Pasal 174 jo. 171 huruf c Kompilasi Hukum Islam menyebutkan hanya dua sebab adanya
hak waris antara pewaris dan ahli waris yaitu karena hubungan darah dan hubungan
perkawinan. Faktor hubungan darah ini dalam Kompilasi sekaligus juga tidak mengakui dan
tidak membenarkan perubahan status anak angkat menjadi anak kandung seperti dikenal dalam
kekerabatan patrilinial genealogis dan parental pada masyarakat Jawa. Hukum Islam tidak
menyetujui terlepasnya anak tersebut dari kekerabatan orang tua kandungnya dan kekerabatan
orang tua angkatnya. Singkatnya jalinan hukum yang terjadi tidak mengakibatkan terwujudnya
ikatan hubungan hukum perdata yang bersifat keseluruhan sehingga anak tersebut tidak
menjadi ahli waris orang tua angkat dan tetap menjadi ahli waris orang tua asal. Hubungan
hukum timbal balik antara anak angkat dijelaskan dalam pasal 209 Kompilasi Hukum Islam:
a. Harta peninggalan anak angkat dibagi berdasarkan pasal-pasal 176 sampai dengan 193
KHI, sedangkan terhadap orang tua angkat yang tidak menerima wasiat diberi wasiat
wajibah sebanyak-banyaknya 1/3 dari harta warisan orang tua angkatnya.
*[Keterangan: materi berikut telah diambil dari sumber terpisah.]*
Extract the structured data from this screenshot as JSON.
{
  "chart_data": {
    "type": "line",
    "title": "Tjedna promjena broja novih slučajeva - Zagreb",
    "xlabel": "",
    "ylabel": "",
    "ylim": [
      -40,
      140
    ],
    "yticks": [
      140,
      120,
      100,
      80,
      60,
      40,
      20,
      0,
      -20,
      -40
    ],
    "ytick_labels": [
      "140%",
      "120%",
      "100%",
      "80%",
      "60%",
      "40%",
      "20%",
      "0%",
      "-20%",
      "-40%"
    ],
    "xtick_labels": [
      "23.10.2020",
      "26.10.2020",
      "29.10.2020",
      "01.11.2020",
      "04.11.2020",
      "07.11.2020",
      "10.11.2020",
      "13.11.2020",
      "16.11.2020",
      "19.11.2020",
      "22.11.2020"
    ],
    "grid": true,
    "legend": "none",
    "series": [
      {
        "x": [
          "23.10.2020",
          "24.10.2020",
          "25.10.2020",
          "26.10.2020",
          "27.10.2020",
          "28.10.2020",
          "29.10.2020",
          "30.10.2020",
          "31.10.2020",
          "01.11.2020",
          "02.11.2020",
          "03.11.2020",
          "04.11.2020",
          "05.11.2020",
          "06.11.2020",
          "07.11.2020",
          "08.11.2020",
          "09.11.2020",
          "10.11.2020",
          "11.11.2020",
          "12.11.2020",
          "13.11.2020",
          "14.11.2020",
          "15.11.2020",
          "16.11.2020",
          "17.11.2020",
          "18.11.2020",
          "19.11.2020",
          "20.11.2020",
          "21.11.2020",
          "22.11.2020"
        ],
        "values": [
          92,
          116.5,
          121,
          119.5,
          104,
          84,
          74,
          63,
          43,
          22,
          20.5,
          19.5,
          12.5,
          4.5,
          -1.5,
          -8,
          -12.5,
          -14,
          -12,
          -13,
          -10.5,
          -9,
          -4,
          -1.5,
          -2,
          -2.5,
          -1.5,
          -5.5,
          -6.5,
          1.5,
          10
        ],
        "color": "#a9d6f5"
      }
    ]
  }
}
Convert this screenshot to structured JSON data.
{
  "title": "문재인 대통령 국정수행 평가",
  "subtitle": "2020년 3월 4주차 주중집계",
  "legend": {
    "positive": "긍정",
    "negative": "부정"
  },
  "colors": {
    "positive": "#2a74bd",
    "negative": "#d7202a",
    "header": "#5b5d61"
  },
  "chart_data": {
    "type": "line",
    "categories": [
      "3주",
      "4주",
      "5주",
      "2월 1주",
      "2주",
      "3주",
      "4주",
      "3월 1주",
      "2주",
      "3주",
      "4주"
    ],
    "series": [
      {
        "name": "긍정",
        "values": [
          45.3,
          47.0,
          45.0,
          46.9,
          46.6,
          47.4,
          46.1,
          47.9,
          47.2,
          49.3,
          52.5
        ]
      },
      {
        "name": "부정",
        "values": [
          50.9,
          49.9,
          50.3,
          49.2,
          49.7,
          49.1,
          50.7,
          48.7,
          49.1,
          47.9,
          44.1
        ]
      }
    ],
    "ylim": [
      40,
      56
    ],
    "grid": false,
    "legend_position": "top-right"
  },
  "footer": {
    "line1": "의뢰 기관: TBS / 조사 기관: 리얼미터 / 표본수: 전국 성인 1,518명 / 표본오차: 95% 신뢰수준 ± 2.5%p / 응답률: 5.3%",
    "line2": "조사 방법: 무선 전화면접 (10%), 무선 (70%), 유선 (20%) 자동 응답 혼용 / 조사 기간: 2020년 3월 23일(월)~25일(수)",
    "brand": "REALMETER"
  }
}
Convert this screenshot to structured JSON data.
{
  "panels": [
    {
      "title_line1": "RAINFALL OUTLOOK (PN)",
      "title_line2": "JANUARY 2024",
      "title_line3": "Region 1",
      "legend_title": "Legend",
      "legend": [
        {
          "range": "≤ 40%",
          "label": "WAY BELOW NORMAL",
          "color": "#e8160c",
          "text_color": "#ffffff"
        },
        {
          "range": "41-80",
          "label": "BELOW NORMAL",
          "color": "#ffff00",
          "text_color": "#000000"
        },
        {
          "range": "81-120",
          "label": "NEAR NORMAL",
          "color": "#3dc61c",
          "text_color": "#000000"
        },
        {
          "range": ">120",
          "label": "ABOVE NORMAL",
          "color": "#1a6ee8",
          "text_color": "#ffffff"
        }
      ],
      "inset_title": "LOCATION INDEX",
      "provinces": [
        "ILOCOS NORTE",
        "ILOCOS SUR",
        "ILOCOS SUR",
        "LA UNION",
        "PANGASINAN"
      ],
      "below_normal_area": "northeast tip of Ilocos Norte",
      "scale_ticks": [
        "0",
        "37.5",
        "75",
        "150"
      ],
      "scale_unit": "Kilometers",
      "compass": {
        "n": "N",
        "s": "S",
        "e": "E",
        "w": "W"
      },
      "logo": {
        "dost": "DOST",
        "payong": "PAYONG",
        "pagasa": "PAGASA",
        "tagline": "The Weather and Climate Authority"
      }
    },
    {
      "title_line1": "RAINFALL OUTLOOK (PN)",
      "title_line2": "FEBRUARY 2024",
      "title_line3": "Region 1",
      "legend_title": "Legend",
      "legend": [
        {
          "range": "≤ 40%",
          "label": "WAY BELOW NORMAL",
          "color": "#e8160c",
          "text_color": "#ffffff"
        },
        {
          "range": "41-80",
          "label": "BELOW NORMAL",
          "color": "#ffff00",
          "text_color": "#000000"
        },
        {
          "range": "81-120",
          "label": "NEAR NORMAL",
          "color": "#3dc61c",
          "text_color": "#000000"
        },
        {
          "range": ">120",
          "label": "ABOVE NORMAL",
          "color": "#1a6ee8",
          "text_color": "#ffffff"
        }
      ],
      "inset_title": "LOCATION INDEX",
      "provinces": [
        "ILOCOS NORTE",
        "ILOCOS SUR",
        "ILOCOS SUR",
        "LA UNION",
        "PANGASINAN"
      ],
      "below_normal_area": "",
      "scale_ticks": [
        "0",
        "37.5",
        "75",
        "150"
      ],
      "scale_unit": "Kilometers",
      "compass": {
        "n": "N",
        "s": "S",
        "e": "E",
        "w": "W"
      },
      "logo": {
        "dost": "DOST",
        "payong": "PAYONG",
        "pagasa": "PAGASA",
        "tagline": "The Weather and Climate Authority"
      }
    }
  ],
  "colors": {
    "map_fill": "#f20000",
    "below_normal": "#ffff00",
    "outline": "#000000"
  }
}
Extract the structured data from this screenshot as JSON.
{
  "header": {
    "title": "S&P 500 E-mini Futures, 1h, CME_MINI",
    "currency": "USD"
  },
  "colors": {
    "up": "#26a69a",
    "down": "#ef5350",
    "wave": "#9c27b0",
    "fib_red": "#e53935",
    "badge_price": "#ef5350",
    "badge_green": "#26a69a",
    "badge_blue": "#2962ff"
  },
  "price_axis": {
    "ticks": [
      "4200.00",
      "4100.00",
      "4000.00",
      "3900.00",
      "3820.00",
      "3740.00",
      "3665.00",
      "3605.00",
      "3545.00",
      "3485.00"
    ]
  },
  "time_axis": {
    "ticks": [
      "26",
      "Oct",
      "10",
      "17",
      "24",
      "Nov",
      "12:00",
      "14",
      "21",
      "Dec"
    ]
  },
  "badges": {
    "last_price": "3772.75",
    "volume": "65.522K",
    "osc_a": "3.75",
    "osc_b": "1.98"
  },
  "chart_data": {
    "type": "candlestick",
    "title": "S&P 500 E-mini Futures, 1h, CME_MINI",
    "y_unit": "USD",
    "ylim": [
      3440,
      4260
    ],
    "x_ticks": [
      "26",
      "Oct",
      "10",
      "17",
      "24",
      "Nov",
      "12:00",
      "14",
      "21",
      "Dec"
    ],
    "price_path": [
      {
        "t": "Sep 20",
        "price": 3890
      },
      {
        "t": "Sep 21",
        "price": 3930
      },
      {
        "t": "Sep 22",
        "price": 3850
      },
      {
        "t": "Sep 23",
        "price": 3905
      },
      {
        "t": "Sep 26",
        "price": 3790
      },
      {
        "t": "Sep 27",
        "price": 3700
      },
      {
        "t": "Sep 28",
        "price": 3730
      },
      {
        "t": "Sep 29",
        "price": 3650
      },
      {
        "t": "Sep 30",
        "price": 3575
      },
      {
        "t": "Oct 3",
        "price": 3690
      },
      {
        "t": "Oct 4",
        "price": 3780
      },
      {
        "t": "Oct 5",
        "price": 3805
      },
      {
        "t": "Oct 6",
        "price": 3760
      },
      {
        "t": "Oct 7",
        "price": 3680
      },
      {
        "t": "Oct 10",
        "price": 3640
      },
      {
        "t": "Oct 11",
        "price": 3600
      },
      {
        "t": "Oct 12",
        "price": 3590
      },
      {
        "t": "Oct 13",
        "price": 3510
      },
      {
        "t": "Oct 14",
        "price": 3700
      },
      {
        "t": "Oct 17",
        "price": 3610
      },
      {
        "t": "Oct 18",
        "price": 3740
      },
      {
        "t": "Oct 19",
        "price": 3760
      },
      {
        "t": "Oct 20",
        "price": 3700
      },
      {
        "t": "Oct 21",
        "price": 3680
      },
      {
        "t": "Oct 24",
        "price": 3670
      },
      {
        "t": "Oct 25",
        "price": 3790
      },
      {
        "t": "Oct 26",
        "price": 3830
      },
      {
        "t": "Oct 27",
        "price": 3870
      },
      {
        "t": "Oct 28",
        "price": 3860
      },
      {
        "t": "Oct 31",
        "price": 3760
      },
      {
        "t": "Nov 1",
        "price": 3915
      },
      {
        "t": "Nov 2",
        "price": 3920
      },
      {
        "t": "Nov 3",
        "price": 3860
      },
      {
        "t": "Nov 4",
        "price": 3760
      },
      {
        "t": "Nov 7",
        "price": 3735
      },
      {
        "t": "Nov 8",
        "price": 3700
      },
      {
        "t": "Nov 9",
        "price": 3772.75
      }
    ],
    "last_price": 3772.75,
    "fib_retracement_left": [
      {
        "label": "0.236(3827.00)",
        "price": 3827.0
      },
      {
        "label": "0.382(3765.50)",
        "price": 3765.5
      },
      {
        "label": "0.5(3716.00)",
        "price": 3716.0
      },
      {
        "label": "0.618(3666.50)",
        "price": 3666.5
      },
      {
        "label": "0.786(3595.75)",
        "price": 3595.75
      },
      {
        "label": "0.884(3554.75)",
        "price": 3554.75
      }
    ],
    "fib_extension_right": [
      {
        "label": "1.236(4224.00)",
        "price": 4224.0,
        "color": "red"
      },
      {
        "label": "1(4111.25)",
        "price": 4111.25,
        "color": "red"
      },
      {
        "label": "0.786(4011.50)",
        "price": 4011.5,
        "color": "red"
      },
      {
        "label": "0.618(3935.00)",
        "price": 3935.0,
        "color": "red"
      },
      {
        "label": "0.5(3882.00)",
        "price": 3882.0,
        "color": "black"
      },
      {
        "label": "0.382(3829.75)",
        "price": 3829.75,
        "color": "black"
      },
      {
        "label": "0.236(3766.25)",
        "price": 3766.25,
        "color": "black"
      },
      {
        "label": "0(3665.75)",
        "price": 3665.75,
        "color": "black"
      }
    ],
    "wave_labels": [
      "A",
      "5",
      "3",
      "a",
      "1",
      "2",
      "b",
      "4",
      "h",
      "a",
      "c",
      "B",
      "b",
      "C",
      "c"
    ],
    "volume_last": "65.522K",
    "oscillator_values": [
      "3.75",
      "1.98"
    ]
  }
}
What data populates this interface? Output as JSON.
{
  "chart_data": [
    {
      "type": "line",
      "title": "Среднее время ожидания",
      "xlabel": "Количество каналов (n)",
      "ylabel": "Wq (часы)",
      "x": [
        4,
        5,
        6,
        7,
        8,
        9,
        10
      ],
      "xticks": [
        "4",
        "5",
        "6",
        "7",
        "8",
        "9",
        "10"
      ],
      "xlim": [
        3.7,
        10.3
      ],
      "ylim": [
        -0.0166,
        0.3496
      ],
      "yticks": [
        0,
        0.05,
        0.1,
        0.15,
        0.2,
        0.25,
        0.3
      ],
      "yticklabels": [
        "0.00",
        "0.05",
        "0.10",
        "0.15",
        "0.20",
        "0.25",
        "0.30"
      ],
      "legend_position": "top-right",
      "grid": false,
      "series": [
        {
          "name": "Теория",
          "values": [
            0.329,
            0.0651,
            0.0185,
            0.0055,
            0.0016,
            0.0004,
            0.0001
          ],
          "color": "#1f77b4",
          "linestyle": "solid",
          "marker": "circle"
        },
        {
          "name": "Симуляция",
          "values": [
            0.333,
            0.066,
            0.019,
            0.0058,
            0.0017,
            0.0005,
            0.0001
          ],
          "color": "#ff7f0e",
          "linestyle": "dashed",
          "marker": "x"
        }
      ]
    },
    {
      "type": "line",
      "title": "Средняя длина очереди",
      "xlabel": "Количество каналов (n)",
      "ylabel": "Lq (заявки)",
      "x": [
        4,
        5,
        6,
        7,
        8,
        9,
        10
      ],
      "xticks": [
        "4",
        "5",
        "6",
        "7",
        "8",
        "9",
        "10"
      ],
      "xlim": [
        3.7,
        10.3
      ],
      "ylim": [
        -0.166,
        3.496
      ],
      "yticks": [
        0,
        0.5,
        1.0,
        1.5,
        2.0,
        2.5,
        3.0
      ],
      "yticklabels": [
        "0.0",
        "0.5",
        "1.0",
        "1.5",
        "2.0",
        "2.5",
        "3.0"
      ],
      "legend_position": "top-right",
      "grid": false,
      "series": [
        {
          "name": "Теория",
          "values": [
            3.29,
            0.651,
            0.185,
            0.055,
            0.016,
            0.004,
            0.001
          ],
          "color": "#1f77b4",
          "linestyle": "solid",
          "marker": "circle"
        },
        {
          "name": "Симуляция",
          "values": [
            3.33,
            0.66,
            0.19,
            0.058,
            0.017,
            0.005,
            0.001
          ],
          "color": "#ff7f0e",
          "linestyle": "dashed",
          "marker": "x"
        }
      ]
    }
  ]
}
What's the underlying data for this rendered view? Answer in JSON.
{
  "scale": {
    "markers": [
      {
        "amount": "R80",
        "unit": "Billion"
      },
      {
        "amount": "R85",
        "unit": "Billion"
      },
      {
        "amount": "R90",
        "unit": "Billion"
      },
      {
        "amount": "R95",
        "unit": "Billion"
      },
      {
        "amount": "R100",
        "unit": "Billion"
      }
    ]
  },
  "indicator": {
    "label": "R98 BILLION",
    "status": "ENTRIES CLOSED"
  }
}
b. Terhadap anak angkat yang tidak menerima wasiat diberi wasiat wajibah sebanyak-
banyaknya 1/3 dari harta warisan orang tua angkatnya. Terkait dengan hal tersebut, Idris
Dja’far dan Taufik Yahya menjelaskan bahwa dalam Pasal 209 Kompilasi Hukum Islam
di atas, tidaklah menetapkan bagian 1/3 pada perolehan dengan wasiat. Tapi, 1/3 ini dapat
berkurang jika ahli waris menghendaki dan dapat pula lebih jika ahli waris
menyetujuinya. Sedang jika antara ahli waris tidak menyetujuinya, maka wasiat hanya
dilaksanakan sampai pada batas 1/3 harta warisan.
KESIMPULAN
Anak angkat tidak termasuk dalam golongan ahli waris, pada Hukum Islam golongan ahli
waris terbagi menjadi tiga golongan yaitu :
1. Ashabul furudh
2. Ashabah
3. Dzawil Arham
Begitu pula dalam Pasal 174 Kompilasi Hukum Islam juga tidak termasuk dalam kelompok ahli
waris. Untuk menyikapinya, maka anak angkat bisa mendapat bagian harta warisan melalui
wasiat wajibah yakni wasiat yang pelaksanaannya tidak dipengaruhi oleh kemauan pewaris, dan
mendapatkan sebanyak-banyaknya 1/3 bagian dari harta waris yang ditinggalkan oleh orang tua
angkatnya terkecuali telah mendapatkan persetujuan dari seluruh ahli warisnya yang diatur
dalam Pasal 209 Kompilasi Hukum Islam.
Kompilasi Hukum Islam merupakan buah dari penalaran 38 buah kitab fikih yang selama
ini berada dan dikaji oleh ulama serta pendidikan Islam, tetapi ada juga yang menentang
keberadaannya di Indonesia, ada kemungkinan memang mereka keberatan akan tercampurnya
mazhab serta aliran seakan-akan pemilihan yang ringan saja yang dimuat dalam Kompilasi
Hukum Islam. Kehadiran wasiat wajibah di tengah masyarakat muslim Indonesia sekarang ini
adalah perasaan keadilan hukum masyarakat. Perihal kekecewaan anak angkat yang telah
bertahun-tahun bersama orang tua angkat yang sudah merawat dan menjaganya, tetapi ketika
orang tua angkat tersebut atau sebaliknya meninggal dunia, anak angkat harus meninggalkan
dari rumah yang selama ini ditempati bersama, dikarenakan rumah tersebut termasuk harta ahli
waris. Perasaan kecewa ini juga akan dialami oleh orang tua angkat yang telah meninggal,
karena tidak sempat membalas jasa-jasa anak angkatnya.